SQL Compression vs Hardware compression when using flash storage for SQL 2016

PAPutzback · December 15, 2016, 9:23pm

Where we were - Test and Prod environments onSQL Server 2012 using database compression and spindle storage.

We moved to Pure Storage earlier this year and left the SQL compression on since we didn't have the storage space or a third server to see how long it will take to change over to hardware compression, how much space it would lose or gain and we were waiting for the first service pack for sql 2016.

Now we are getting a third DEV environment, and the non technical people are trying to figure out whether to enable hardware compression or use SQL compression. So I am hoping that someone here has some history with SQL server 2016 and flash storage and which compression performed better.

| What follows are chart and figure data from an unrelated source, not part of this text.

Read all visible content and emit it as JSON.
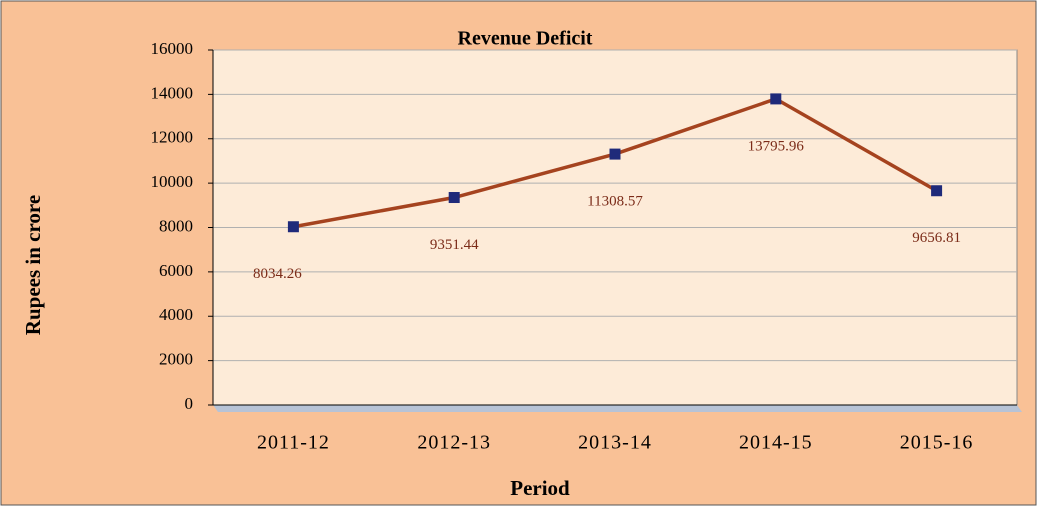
{
  "chart_data": {
    "type": "line",
    "title": "Revenue Deficit",
    "x_label": "Period",
    "y_label": "Rupees in crore",
    "categories": [
      "2011-12",
      "2012-13",
      "2013-14",
      "2014-15",
      "2015-16"
    ],
    "series": [
      {
        "name": "Revenue Deficit",
        "color": "#a5431f",
        "marker_color": "#1f2a7a",
        "values": [
          8034.26,
          9351.44,
          11308.57,
          13795.96,
          9656.81
        ]
      }
    ],
    "ylim": [
      0,
      16000
    ],
    "yticks": [
      0,
      2000,
      4000,
      6000,
      8000,
      10000,
      12000,
      14000,
      16000
    ],
    "grid": true
  }
}
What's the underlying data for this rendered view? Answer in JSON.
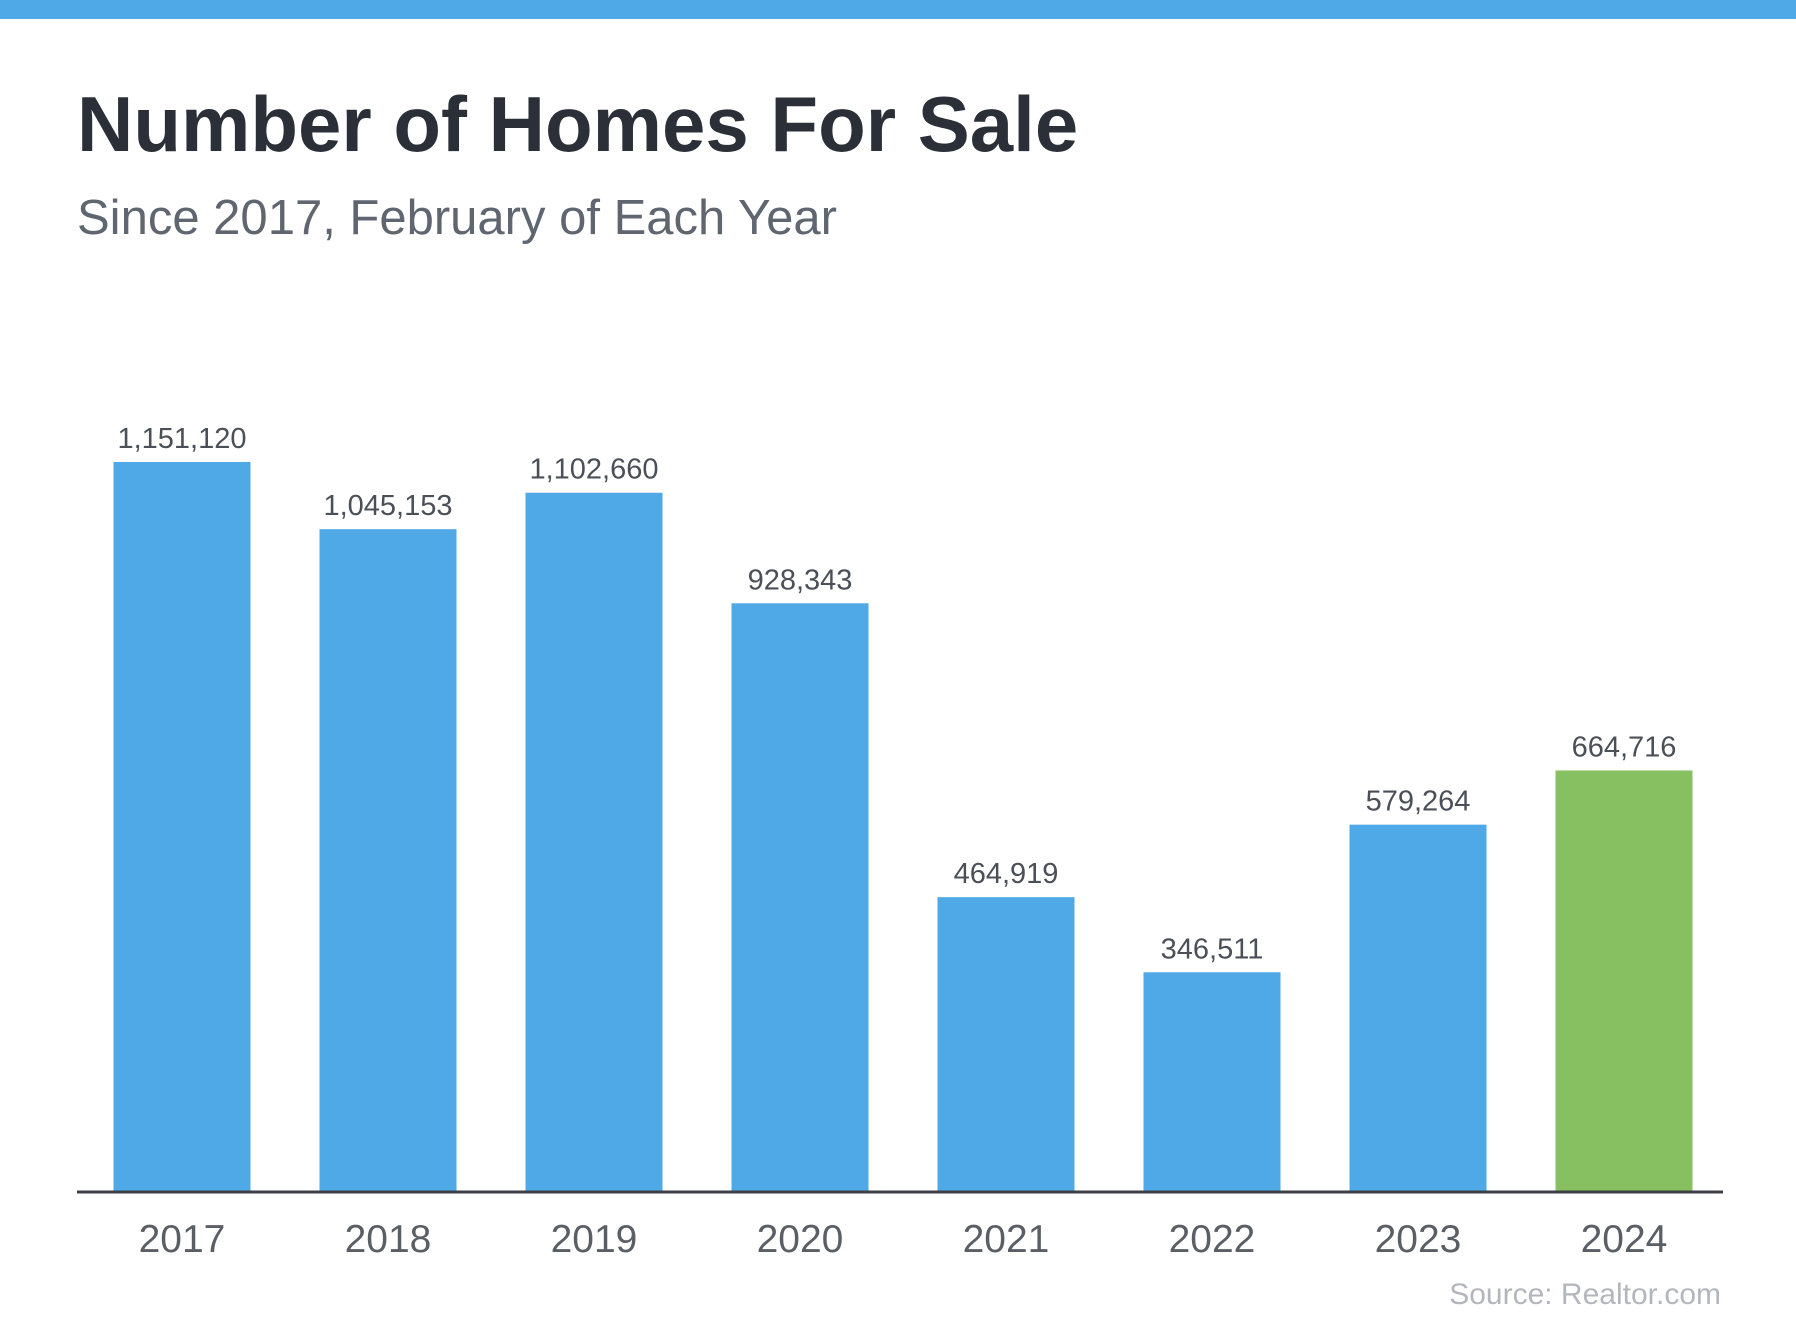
{
  "colors": {
    "top_bar": "#4fa9e6",
    "bar_default": "#4fa9e6",
    "bar_highlight": "#86c060",
    "baseline": "#3c3f44",
    "title": "#2b3038",
    "subtitle": "#5f6670",
    "value_label": "#4b5058",
    "tick_label": "#5a5f66",
    "source": "#b3b7bd"
  },
  "chart_data": {
    "type": "bar",
    "title": "Number of Homes For Sale",
    "subtitle": "Since 2017, February of Each Year",
    "xlabel": "",
    "ylabel": "",
    "categories": [
      "2017",
      "2018",
      "2019",
      "2020",
      "2021",
      "2022",
      "2023",
      "2024"
    ],
    "values": [
      1151120,
      1045153,
      1102660,
      928343,
      464919,
      346511,
      579264,
      664716
    ],
    "value_labels": [
      "1,151,120",
      "1,045,153",
      "1,102,660",
      "928,343",
      "464,919",
      "346,511",
      "579,264",
      "664,716"
    ],
    "highlight_index": 7,
    "ylim": [
      0,
      1151120
    ],
    "grid": false,
    "legend": "none",
    "source": "Source: Realtor.com"
  }
}
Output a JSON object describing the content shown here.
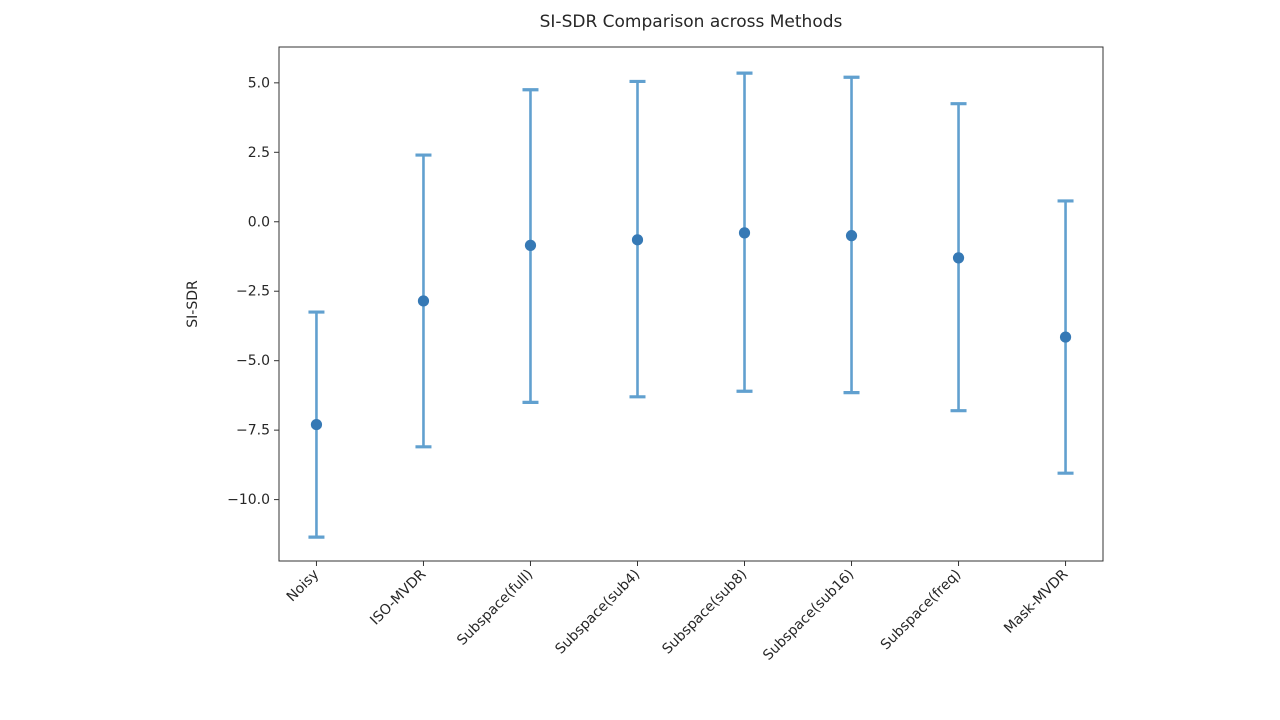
{
  "figure": {
    "title": "SI-SDR Comparison across Methods",
    "ylabel": "SI-SDR"
  },
  "chart_data": {
    "type": "scatter",
    "subtype": "errorbar-points",
    "title": "SI-SDR Comparison across Methods",
    "xlabel": "",
    "ylabel": "SI-SDR",
    "categories": [
      "Noisy",
      "ISO-MVDR",
      "Subspace(full)",
      "Subspace(sub4)",
      "Subspace(sub8)",
      "Subspace(sub16)",
      "Subspace(freq)",
      "Mask-MVDR"
    ],
    "series": [
      {
        "name": "SI-SDR",
        "means": [
          -7.3,
          -2.85,
          -0.85,
          -0.65,
          -0.4,
          -0.5,
          -1.3,
          -4.15
        ],
        "upper": [
          -3.25,
          2.4,
          4.75,
          5.05,
          5.35,
          5.2,
          4.25,
          0.75
        ],
        "lower": [
          -11.35,
          -8.1,
          -6.5,
          -6.3,
          -6.1,
          -6.15,
          -6.8,
          -9.05
        ]
      }
    ],
    "ylim": [
      -12.21,
      6.29
    ],
    "yticks": [
      5.0,
      2.5,
      0.0,
      -2.5,
      -5.0,
      -7.5,
      -10.0
    ],
    "ytick_labels": [
      "5.0",
      "2.5",
      "0.0",
      "−2.5",
      "−5.0",
      "−7.5",
      "−10.0"
    ],
    "grid": false,
    "legend": "none",
    "x_label_rotation_deg": 45,
    "colors": {
      "errorbar_line": "#61a0cf",
      "marker": "#3679b5",
      "spine": "#333333",
      "text": "#262626"
    }
  }
}
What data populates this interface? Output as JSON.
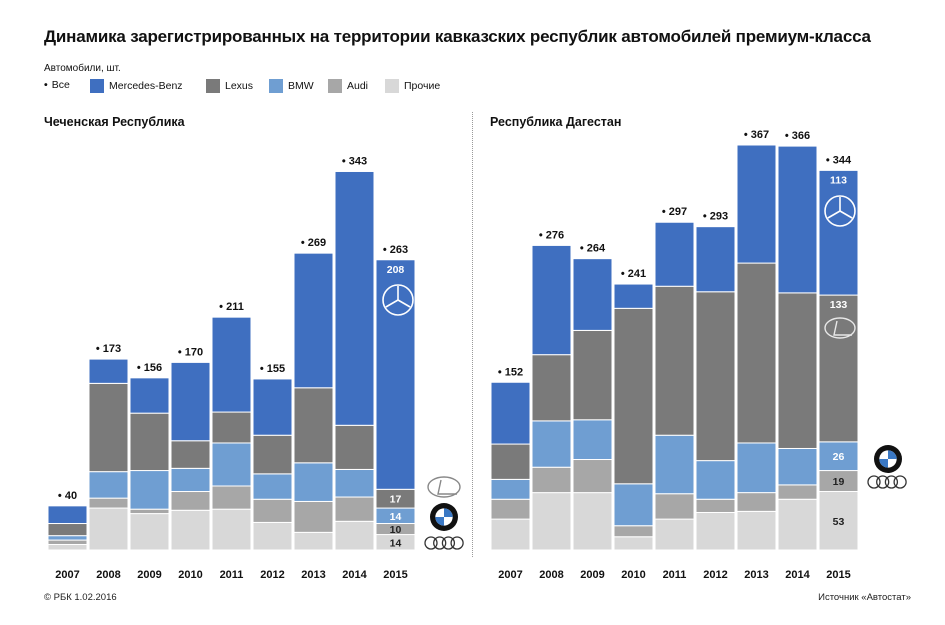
{
  "title": "Динамика зарегистрированных на территории кавказских республик автомобилей премиум-класса",
  "units_label": "Автомобили, шт.",
  "legend": {
    "all_label": "Все",
    "items": [
      {
        "name": "Mercedes-Benz",
        "color": "#3f6fc0"
      },
      {
        "name": "Lexus",
        "color": "#7a7a7a"
      },
      {
        "name": "BMW",
        "color": "#6f9ed2"
      },
      {
        "name": "Audi",
        "color": "#a7a7a7"
      },
      {
        "name": "Прочие",
        "color": "#d8d8d8"
      }
    ]
  },
  "icons": [
    "mercedes-logo-icon",
    "lexus-logo-icon",
    "bmw-logo-icon",
    "audi-logo-icon"
  ],
  "footer": {
    "left": "© РБК 1.02.2016",
    "right": "Источник «Автостат»"
  },
  "chart_data": [
    {
      "type": "bar",
      "stacked": true,
      "title": "Чеченская Республика",
      "categories": [
        "2007",
        "2008",
        "2009",
        "2010",
        "2011",
        "2012",
        "2013",
        "2014",
        "2015"
      ],
      "totals": [
        40,
        173,
        156,
        170,
        211,
        155,
        269,
        343,
        263
      ],
      "series": [
        {
          "name": "Прочие",
          "values": [
            5,
            38,
            33,
            36,
            37,
            25,
            16,
            26,
            14
          ]
        },
        {
          "name": "Audi",
          "values": [
            4,
            9,
            4,
            17,
            21,
            21,
            28,
            22,
            10
          ]
        },
        {
          "name": "BMW",
          "values": [
            4,
            24,
            35,
            21,
            39,
            23,
            35,
            25,
            14
          ]
        },
        {
          "name": "Lexus",
          "values": [
            11,
            80,
            52,
            25,
            28,
            35,
            68,
            40,
            17
          ]
        },
        {
          "name": "Mercedes-Benz",
          "values": [
            16,
            22,
            32,
            71,
            86,
            51,
            122,
            230,
            208
          ]
        }
      ],
      "labeled_values_2015": {
        "Mercedes-Benz": 208,
        "Lexus": 17,
        "BMW": 14,
        "Audi": 10,
        "Прочие": 14
      }
    },
    {
      "type": "bar",
      "stacked": true,
      "title": "Республика Дагестан",
      "categories": [
        "2007",
        "2008",
        "2009",
        "2010",
        "2011",
        "2012",
        "2013",
        "2014",
        "2015"
      ],
      "totals": [
        152,
        276,
        264,
        241,
        297,
        293,
        367,
        366,
        344
      ],
      "series": [
        {
          "name": "Прочие",
          "values": [
            28,
            52,
            52,
            12,
            28,
            34,
            35,
            46,
            53
          ]
        },
        {
          "name": "Audi",
          "values": [
            18,
            23,
            30,
            10,
            23,
            12,
            17,
            13,
            19
          ]
        },
        {
          "name": "BMW",
          "values": [
            18,
            42,
            36,
            38,
            53,
            35,
            45,
            33,
            26
          ]
        },
        {
          "name": "Lexus",
          "values": [
            32,
            60,
            81,
            159,
            135,
            153,
            163,
            141,
            133
          ]
        },
        {
          "name": "Mercedes-Benz",
          "values": [
            56,
            99,
            65,
            22,
            58,
            59,
            107,
            133,
            113
          ]
        }
      ],
      "labeled_values_2015": {
        "Mercedes-Benz": 113,
        "Lexus": 133,
        "BMW": 26,
        "Audi": 19,
        "Прочие": 53
      }
    }
  ]
}
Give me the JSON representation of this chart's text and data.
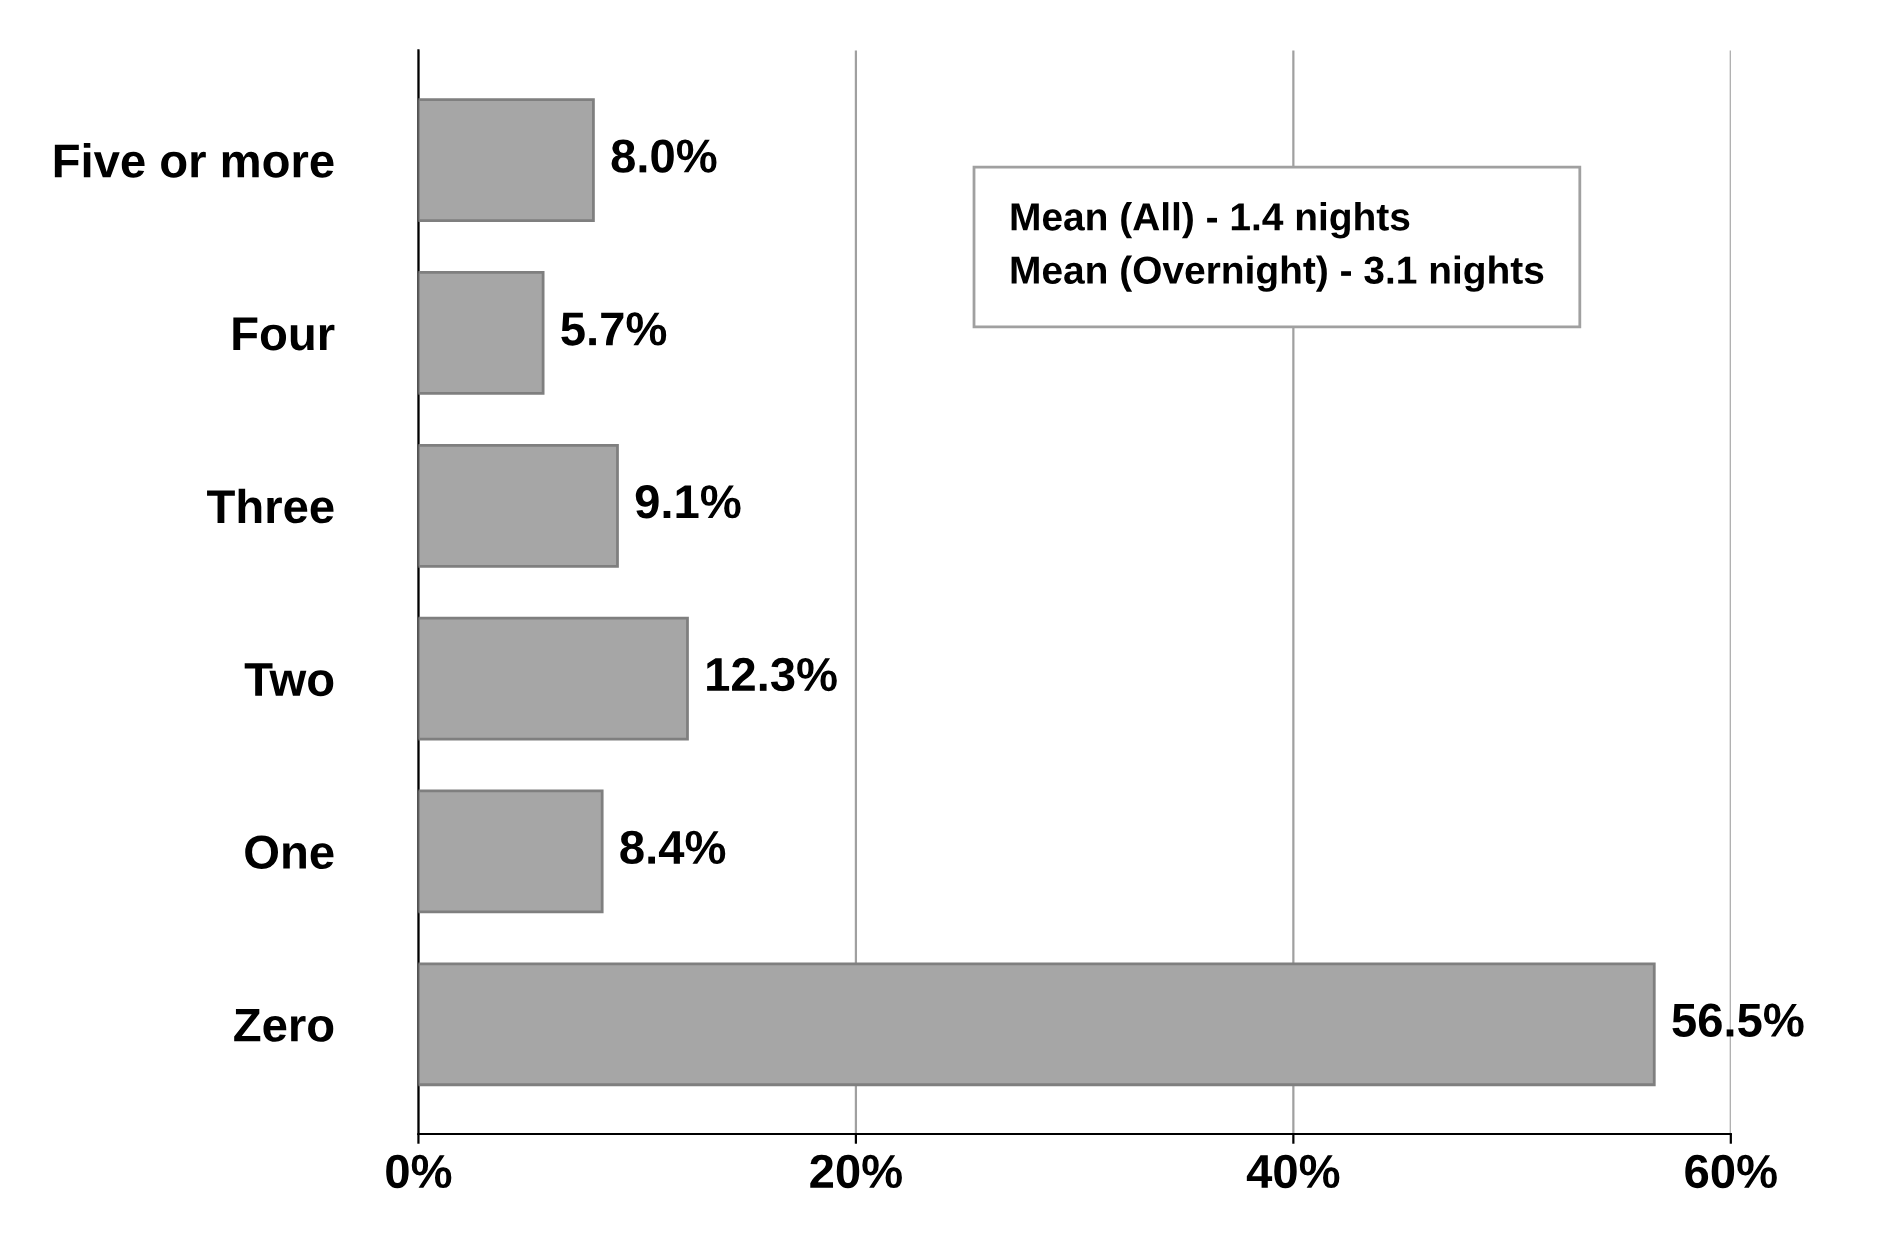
{
  "chart_data": {
    "type": "bar",
    "orientation": "horizontal",
    "categories": [
      "Five or more",
      "Four",
      "Three",
      "Two",
      "One",
      "Zero"
    ],
    "values": [
      8.0,
      5.7,
      9.1,
      12.3,
      8.4,
      56.5
    ],
    "value_labels": [
      "8.0%",
      "5.7%",
      "9.1%",
      "12.3%",
      "8.4%",
      "56.5%"
    ],
    "color": "#a6a6a6",
    "xlim": [
      0,
      60
    ],
    "xticks": [
      {
        "value": 0,
        "label": "0%"
      },
      {
        "value": 20,
        "label": "20%"
      },
      {
        "value": 40,
        "label": "40%"
      },
      {
        "value": 60,
        "label": "60%"
      }
    ],
    "grid": "x",
    "annotations": [
      "Mean (All) - 1.4 nights",
      "Mean (Overnight) - 3.1 nights"
    ]
  }
}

Our VLDW contains a few terabyte of data from EMR systems used to populate QlikView applications and SSAS tabular models.

ScottPletcher · December 15, 2016, 9:48pm

My guess is that hardware compression would be faster. If you decide to try to compress log files, be sure to test that very carefully to make sure it truly is transparent to SQL Server.

PAPutzback · December 15, 2016, 10:11pm

Thanks for the quick response. I could not find a good white paper at the Pure Storage site, but I did find one for EMC's XTRMIO flash array. I assume they are somewhat similar. It looks like for our scenario you are right, hardware compression is the way to go and will save a lot of CPU cycles in addition to drive space.

ScottPletcher · December 15, 2016, 10:41pm

Exactly. I should have explicitly stated that. The reason MS's is much slower is because of its CPU usage.

If you don't have disk compression available, MS compression is definitely still worthwhile. But table rebuilds do take a lot longer than without compression.

PAPutzback · December 23, 2016, 6:01am

Thanks. I think the plan is too go with hardware compression for now and then test SQL compression when we upgrade to 2016

JeffModen · December 25, 2016, 3:44pm

In my admittedly limited testing, I've found that data compression in SQL Server is a source of overhead that isn't so effective. It's not like you're going to get the wicked amounts of compression that you might with something like ZIP technology and the performance was relatively bad. Hardware compression might be fine but remember that unless the data arrives at the server in a compressed state as is decompressed at the server, you've gained nothing for transmission rates, which is a major part of performance.

I DO do compressed backups. They really did things right there and is proof that compressing and decompressing at the server is well worth it. I backup about 2TB of databases from my production server in a single threaded, serial manner in a couple of minutes less than an hour. Restores are nearly as quick if you don't let transaction log files get out of hand (they still need to be VLF formatted which isn't helped by instant file initialization) and has made it much easier for me to do full restores of my most important large databases every night both as a test of the backups and as an area to test emergency fixes.

I was told that the backup drives we use automatically do compression and deduplication and that I shouldn't need to do any SQL Server compression but that didn't help much for backup times because we still had to go through the pipe like you have to with all SAN and NAS storage. When I shifted to SQL Server's backup compression, the duration of the backups dropped through the floor.

ScottPletcher · December 27, 2016, 5:46pm

Interesting. I've found data compression to be extremely good at reducing execution time for nearly all queries against large tables. We do have lots of idle CPU time available to do the compression/decompression.

For most large tables, page compression is worth it for us. I use row compression on virtually every table.

I have noticed that rebuilds are much slower. That makes sense when you think about it, but it's still something to be aware of.

yosiasz · December 27, 2016, 6:07pm

Question for you. What kind of recovery model are you using in DEV? are you restoring from prod often? Do you really need all of that data in DEV?

JeffModen · January 1, 2017, 4:23pm

That's encouraging. Thanks, Scott. Perhaps I need to revisit compression on the larger tables just to make sure I wasn't introducing some unknown element that made it look like compression was bad for us.

PAPutzback · January 1, 2017, 5:45pm

It looks like I have a lot of testing to do.